Delirium is common in the last weeks or days of life.1 It can be distressing for patients and those around them. Successful management involves excluding reversible causes of delirium and balancing drugs that may provoke or maintain delirium while appreciating that most patients want to retain clear cognition at the end of life.
What is delirium?Delirium is the abrupt onset of fluctuating confusion, inattention, and reduced awareness of the environment. Symptoms can affect different areas of cognition (memory, orientation, language, visuospatial ability, or perception) and may include hallucinations and disturbances in the sleep-wake cycle (box 1).2 Delirium can therefore be distressing to people who experience it and those around them.3 Delirium is classified into hyperactive (restlessness and agitated behaviour predominate), hypoactive (drowsiness and inactivity predominate), and mixed subtypes. The more subtle changes associated with the hypoactive form are often missed.

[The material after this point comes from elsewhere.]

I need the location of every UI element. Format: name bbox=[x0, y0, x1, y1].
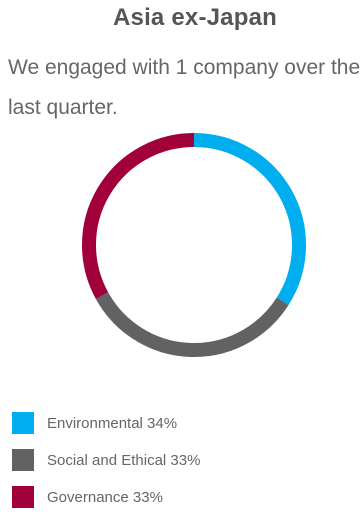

What are the causes of delirium?Delirium occurs when physical factors, often occurring simultaneously (box 2), act on a physiologically vulnerable brain, leading to confusion, changes in perceptions, and altered behaviours. 6 In the last days of life, delirium has been described as the visible culmination of end stage multiorgan failure compounded by other non-reversible factors.
7In an observational study of 213 terminally ill delirious patients with cancer, 8 the main causes identified were hepatic failure, drugs, pre-renal azotemia, hyperosmolality, hypoxia, disseminated intravascular coagulation, organic damage to the central nervous system, infection, and hypercalcaemia. In the same study, the occurrence of hyperactive delirium and the requirement for sedation correlated with hepatic failure, opioids, and steroids, while dehydration related conditions were statistically significantly associated with hypoactive delirium.